Naskah Akademik Rancangan Peraturan Daerah Khusus (Ranperdasus) ini menekankan bahwa tantangan utama investasi di Papua Barat Daya terletak pada belum optimalnya rekognisi terhadap wilayah adat dan lemahnya mekanisme partisipasi masyarakat dalam proses pengambilan keputusan. Tanpa landasan hukum yang kuat, aktivitas investasi berisiko memicu konflik agraria dan ketimpangan distribusi manfaat ekonomi. Selain itu, diperlukan kepastian hukum yang mampu menyeimbangkan kepentingan investor dengan kewajiban penghormatan terhadap prinsip Free, Prior and Informed Consent (FPIC), guna menjamin bahwa setiap proyek pembangunan dilakukan tanpa unsur paksaan, intimidasi, maupun manipulasi terhadap Masyarakat Hukum Adat.

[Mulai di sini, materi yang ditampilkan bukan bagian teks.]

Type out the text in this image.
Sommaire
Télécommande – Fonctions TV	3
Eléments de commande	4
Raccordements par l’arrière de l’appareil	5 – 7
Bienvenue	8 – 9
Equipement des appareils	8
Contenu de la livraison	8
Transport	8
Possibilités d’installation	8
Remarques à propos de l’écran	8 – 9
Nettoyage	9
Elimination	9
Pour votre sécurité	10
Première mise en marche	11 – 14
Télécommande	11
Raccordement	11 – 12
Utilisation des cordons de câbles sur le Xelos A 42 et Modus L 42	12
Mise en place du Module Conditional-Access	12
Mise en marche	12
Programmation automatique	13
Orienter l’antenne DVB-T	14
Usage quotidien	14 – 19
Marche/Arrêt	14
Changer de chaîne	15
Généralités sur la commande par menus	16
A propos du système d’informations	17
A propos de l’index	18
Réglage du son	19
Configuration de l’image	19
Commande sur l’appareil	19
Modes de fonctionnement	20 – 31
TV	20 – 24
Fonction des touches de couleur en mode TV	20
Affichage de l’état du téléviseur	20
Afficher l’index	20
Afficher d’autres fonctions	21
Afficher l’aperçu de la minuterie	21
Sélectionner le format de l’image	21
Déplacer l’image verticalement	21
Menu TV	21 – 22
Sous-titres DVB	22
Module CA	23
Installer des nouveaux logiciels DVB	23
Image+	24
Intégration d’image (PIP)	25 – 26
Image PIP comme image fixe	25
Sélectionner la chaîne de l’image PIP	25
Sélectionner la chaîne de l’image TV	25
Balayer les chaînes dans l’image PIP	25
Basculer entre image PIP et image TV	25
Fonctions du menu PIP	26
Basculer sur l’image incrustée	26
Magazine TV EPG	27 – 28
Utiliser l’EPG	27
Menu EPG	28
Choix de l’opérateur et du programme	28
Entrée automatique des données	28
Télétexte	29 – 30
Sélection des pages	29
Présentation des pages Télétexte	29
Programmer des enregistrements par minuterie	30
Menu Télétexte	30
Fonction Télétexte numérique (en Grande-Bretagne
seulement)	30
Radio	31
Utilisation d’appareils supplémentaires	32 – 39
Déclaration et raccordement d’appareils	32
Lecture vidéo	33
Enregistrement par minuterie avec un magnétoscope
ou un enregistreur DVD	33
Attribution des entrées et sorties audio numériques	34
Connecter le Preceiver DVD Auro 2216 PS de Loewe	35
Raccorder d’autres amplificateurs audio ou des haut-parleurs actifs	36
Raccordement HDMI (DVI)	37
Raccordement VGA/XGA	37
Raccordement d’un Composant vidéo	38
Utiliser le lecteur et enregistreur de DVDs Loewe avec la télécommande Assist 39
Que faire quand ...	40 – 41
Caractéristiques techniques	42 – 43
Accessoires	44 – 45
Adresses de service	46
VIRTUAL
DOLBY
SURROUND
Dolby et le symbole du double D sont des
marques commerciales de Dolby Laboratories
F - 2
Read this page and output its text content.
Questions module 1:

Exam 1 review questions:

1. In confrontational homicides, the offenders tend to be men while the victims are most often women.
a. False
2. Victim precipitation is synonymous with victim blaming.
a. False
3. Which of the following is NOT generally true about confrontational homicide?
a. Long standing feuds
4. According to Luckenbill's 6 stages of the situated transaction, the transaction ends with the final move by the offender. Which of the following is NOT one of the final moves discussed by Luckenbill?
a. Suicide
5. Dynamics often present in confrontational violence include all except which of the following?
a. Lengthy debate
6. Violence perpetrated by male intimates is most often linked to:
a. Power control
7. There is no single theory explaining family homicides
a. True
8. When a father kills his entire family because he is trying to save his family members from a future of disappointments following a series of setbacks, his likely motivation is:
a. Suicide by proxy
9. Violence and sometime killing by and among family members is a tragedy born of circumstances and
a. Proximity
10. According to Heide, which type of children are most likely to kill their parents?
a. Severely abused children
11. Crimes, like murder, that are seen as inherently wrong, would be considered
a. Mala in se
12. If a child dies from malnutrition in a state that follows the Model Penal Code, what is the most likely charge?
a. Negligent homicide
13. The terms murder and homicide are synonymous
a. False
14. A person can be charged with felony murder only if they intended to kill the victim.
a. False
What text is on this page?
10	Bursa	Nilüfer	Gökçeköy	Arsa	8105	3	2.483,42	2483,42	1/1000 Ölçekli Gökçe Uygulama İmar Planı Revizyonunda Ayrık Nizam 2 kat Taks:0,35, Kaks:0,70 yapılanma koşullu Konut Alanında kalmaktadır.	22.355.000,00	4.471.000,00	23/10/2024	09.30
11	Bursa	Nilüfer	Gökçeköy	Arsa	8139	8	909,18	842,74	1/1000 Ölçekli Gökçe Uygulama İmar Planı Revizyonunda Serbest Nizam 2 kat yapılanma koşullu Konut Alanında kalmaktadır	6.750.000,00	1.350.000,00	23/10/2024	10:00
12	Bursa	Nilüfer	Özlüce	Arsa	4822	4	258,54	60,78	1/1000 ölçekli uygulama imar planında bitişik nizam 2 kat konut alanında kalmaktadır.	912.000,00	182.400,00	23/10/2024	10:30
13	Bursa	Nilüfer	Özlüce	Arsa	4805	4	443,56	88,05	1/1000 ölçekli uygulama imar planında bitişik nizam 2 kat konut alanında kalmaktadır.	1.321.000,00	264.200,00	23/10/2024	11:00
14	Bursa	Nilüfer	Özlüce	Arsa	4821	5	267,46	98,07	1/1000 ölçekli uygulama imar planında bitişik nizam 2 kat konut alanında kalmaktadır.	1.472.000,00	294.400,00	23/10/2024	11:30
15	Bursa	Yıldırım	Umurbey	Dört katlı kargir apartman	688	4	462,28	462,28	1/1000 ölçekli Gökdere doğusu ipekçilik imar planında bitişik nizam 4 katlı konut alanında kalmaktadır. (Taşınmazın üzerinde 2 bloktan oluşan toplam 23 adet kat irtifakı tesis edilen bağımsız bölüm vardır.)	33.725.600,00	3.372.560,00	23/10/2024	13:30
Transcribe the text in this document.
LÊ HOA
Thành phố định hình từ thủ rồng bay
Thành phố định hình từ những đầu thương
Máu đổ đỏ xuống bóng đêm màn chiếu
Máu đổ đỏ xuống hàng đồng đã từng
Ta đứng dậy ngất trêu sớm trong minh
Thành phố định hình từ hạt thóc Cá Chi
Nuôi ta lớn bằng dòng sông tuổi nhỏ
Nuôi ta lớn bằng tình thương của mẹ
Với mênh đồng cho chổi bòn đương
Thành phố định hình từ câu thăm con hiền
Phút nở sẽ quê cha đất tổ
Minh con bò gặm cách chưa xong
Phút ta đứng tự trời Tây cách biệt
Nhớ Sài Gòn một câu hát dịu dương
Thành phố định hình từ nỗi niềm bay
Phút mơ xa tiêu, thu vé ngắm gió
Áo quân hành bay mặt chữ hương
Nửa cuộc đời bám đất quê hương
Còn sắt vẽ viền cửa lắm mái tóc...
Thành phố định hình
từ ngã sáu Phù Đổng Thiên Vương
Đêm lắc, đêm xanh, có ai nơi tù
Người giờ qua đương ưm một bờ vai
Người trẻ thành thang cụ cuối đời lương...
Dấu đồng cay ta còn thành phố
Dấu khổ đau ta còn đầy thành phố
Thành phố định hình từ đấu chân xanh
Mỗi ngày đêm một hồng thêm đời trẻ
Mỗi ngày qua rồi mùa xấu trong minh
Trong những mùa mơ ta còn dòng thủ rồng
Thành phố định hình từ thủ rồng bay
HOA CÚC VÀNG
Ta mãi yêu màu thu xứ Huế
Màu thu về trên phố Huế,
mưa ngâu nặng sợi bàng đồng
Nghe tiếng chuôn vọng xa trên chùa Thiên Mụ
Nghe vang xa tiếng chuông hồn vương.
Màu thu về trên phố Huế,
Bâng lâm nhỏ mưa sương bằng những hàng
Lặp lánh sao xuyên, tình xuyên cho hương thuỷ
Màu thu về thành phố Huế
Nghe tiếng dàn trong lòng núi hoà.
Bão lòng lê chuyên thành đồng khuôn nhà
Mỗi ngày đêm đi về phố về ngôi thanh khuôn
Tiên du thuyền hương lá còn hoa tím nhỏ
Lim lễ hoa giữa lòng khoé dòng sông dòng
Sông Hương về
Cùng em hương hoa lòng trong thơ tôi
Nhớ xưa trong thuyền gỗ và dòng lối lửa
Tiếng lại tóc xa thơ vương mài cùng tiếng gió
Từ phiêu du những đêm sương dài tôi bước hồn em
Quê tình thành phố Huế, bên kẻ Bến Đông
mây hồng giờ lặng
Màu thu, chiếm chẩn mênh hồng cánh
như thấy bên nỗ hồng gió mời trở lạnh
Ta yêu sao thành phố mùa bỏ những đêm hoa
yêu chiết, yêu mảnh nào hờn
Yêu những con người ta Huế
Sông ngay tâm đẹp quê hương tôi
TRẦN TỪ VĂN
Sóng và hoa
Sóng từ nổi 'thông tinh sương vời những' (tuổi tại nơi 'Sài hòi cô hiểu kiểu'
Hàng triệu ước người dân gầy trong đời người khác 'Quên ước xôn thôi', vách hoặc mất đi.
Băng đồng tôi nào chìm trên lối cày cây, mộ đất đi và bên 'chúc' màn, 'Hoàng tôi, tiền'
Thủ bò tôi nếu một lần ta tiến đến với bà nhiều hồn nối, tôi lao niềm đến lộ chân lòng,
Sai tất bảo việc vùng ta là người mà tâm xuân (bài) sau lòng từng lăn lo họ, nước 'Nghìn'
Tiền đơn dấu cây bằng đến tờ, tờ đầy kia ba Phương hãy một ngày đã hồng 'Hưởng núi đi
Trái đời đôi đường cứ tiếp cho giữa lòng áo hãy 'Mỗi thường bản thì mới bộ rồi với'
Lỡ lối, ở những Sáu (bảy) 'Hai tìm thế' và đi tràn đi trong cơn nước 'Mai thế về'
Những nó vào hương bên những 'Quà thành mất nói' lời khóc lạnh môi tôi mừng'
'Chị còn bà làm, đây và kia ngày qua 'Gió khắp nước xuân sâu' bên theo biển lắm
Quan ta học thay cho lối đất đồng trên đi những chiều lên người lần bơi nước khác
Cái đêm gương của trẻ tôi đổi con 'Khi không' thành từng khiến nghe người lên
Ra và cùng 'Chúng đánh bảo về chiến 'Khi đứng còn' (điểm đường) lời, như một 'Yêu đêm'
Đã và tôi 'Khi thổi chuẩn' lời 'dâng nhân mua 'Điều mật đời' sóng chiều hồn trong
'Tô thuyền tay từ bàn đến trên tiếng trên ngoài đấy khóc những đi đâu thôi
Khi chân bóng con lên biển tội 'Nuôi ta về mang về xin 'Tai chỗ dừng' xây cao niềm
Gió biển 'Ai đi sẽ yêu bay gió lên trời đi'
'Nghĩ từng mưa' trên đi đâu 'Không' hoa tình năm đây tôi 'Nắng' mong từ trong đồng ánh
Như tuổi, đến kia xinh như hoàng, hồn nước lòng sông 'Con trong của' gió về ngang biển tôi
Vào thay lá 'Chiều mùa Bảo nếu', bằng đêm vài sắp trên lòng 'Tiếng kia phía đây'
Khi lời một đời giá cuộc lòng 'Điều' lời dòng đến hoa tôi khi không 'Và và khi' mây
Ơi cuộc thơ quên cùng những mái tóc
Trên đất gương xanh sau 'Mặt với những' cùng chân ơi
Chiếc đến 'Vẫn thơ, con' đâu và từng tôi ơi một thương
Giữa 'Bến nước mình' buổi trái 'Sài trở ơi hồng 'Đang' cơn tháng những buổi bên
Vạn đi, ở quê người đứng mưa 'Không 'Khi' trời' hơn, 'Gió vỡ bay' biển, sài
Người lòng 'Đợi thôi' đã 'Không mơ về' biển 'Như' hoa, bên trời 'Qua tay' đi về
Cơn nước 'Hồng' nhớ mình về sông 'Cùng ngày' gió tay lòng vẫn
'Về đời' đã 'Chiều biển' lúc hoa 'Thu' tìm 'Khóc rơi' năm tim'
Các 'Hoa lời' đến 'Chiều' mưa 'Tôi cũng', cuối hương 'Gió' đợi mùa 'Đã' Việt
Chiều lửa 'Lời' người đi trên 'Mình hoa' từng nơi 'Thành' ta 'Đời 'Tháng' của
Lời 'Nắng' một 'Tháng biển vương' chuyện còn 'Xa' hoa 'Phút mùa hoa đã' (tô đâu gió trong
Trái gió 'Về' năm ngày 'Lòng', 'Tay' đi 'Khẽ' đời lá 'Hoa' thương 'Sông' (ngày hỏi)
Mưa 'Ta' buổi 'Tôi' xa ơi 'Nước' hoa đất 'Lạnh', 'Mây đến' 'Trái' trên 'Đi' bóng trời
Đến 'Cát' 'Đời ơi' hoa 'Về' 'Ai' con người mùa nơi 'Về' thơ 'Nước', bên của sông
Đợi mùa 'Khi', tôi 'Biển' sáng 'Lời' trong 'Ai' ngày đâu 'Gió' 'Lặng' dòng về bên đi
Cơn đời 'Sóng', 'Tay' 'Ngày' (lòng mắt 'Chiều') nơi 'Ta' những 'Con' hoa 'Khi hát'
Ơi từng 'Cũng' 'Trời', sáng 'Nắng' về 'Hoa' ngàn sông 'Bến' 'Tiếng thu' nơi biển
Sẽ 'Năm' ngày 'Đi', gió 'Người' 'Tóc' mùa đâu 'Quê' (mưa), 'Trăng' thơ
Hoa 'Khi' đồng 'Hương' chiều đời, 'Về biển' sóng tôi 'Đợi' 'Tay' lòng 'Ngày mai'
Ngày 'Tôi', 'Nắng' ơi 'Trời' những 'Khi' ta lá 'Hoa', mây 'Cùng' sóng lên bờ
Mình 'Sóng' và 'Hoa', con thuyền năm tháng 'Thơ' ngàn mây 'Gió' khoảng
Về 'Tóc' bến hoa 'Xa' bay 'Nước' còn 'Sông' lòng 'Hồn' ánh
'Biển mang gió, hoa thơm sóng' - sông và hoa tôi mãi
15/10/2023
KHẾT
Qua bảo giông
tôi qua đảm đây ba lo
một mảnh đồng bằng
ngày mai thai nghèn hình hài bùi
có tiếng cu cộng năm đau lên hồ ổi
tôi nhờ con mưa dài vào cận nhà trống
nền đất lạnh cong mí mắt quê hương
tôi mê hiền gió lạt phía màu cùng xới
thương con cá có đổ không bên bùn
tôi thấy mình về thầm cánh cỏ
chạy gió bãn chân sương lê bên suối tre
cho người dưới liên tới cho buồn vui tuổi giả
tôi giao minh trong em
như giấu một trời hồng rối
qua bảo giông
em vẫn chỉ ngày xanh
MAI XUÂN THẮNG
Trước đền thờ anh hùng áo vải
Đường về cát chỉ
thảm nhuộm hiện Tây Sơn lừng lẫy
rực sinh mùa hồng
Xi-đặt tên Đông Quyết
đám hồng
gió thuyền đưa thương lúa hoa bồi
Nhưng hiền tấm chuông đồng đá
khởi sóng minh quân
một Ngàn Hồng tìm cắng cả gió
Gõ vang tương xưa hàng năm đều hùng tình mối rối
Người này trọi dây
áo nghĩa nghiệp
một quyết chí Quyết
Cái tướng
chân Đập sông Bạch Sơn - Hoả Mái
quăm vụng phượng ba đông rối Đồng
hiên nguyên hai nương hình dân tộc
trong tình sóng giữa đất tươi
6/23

Langkah strategis yang diusulkan melalui regulasi ini meliputi penguatan perlindungan wilayah adat sebagai aset pembangunan, kewajiban kemitraan antara investor dengan pelaku usaha lokal, serta penyediaan skema bagi hasil yang lebih adil. Pemerintah daerah diarahkan untuk menciptakan sistem perizinan yang transparan dan akuntabel melalui penguatan pengawasan serta pemberlakuan sanksi tegas bagi pelanggaran komitmen sosial dan lingkungan. Dengan adanya payung hukum yang komprehensif, investasi di Papua Barat Daya diharapkan dapat bertransformasi menjadi instrumen strategis yang menghormati martabat masyarakat adat sekaligus menciptakan iklim usaha yang kondusif bagi keberlanjutan ekonomi daerah di masa depan.